The second ah-ha! moment came a few weeks after that when I was centering the clay. Sometimes you really have to work hard to get it centered, adding more slip, pushing harder, watching my hands shake like crazy at the start. Then, as I was able to push the clay every so slowly to the center of the wheel, with the wheel spinning at full speed, I noticed my hands would slowly start to shake less and less and when I hit the center point, wheel still spinning at full speed, my hands grasping the wet cold clay would become quiet. No vibration. No wobbling. Just spinning fast and smooth. And a calmness would come over my body like an ocean wave gently washing over me from top to bottom. My mind clear. My hands quiet. My clay spinning. And it was then, and only then could I create anything.
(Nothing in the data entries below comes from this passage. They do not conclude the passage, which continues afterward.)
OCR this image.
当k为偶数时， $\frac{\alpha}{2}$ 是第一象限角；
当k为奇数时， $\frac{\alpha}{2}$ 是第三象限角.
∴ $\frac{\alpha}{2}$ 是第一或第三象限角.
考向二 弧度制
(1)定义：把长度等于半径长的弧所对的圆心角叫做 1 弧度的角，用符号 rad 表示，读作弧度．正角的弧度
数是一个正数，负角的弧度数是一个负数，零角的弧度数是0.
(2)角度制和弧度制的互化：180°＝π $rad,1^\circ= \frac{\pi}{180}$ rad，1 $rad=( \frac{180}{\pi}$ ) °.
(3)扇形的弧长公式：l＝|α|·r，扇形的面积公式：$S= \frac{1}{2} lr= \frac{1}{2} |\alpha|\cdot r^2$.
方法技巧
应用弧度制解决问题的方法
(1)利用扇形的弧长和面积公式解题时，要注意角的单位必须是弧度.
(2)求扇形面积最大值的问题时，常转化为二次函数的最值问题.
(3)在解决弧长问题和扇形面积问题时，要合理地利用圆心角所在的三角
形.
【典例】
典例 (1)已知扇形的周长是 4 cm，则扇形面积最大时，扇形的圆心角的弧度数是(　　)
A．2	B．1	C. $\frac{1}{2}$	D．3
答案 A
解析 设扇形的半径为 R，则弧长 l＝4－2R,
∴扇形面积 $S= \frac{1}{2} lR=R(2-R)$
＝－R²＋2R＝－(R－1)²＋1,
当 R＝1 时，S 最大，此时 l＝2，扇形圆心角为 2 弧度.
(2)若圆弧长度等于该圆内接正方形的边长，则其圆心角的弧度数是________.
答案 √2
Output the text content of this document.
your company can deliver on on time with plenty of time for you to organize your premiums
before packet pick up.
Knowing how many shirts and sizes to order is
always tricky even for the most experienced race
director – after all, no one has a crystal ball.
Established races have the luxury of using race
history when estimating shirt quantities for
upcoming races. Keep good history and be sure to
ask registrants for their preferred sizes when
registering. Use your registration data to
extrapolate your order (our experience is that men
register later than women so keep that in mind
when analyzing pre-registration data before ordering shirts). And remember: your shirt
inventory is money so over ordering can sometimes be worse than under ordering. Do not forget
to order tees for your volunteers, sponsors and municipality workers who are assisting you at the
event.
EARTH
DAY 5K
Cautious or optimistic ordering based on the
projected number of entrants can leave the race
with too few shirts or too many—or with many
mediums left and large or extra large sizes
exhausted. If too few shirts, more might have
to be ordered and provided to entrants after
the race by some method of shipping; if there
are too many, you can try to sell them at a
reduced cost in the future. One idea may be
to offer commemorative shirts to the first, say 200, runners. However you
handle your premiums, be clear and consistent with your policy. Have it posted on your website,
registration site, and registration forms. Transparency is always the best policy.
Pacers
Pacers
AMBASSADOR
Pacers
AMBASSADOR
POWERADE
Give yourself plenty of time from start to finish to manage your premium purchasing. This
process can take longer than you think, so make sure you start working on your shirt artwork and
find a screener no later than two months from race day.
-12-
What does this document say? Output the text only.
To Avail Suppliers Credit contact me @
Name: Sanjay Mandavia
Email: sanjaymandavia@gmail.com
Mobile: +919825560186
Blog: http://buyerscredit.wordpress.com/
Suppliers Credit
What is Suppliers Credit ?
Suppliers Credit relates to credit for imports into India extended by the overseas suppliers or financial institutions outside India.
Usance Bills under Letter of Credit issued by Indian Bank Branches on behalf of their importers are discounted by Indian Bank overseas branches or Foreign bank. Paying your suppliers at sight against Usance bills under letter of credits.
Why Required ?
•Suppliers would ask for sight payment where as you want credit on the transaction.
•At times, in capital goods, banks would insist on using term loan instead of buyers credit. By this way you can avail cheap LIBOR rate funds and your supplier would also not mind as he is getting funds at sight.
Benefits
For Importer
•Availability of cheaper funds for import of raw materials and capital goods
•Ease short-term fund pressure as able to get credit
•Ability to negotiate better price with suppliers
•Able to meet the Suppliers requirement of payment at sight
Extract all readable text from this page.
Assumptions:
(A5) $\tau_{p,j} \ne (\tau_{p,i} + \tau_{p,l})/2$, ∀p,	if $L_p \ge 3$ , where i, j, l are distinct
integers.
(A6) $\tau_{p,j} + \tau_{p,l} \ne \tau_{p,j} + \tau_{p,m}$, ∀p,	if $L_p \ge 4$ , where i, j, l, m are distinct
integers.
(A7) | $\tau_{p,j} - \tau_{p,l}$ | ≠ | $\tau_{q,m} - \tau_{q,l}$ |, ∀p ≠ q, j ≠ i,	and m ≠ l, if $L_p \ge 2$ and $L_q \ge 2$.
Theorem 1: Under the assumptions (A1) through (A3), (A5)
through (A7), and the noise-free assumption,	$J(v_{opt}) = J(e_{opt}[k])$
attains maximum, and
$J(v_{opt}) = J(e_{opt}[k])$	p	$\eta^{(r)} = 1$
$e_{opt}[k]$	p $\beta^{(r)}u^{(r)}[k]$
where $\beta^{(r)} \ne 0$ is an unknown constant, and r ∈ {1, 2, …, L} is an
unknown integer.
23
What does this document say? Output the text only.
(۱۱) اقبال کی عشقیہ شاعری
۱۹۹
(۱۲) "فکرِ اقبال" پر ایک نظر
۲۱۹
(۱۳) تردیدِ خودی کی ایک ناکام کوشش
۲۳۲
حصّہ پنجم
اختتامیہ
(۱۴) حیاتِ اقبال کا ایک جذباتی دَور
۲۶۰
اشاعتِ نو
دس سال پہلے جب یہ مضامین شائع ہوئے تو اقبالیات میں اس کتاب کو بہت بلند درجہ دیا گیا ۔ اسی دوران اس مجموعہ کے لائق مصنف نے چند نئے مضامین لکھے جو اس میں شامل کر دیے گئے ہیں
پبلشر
I didn’t really believe what I was feeling so I would force myself to be aware of my body tenseness, stress levels, clearness of mind for the next couple of weeks every time I was centering the clay, until I realized that every time I found the center of the wheel with the clay I was also centering my self. A sense of calm would wash over me and I would begin to create. “This must be what the books were talking about regarding ‘being one with the clay’”, I thought.
It was and is an absolute wonderful feeling of peace, tranquility and then creativity. It was clear that in order for me to create – I needed to be centered as well.
So, my message is simply this, from my experiences at the pottery wheel, I firmly believe that if we are not centered, If we have difficulty quieting our minds and hearts it must be so much harder for God, the ultimate Potter to work with us.
I truly believe that we need to be more like the clay (not cold and wet) – centered, pliable and willing to let the Master create something special with each and every one of us.
Just like in pottery, not every piece turns out perfectly every time, but the potter keeps creating and working until he is satisfied that it is good.
So many things can happen after the first step of turning a ball of clay into something. After the piece is made it is said to be “in the leather state” where it is still pliable and able to be trimmed. It is easy to damage the creation at this stage and you must be very gentle when handling it. Next when firing to a bisque state, the pottery can crack or explode in the kiln and be totally destroyed. The next step is glazing to create the wonderful colour or design. You start with the end result in your mind, what you are expecting it to be when finished, but the glaze can do many things under intense heat. You never know until you open the kiln. Sometimes it’s a disappointment, cracked, pitted or even broken. Sometimes it’s perfect. But almost every time what comes out of the kiln is never what was planned. However, it is unique and can be absolutely magnificent, just as individual and unique as you and I are.
No two pieces are ever the same – but every piece is beautiful in its own special way.
Just the way God created everyone of us.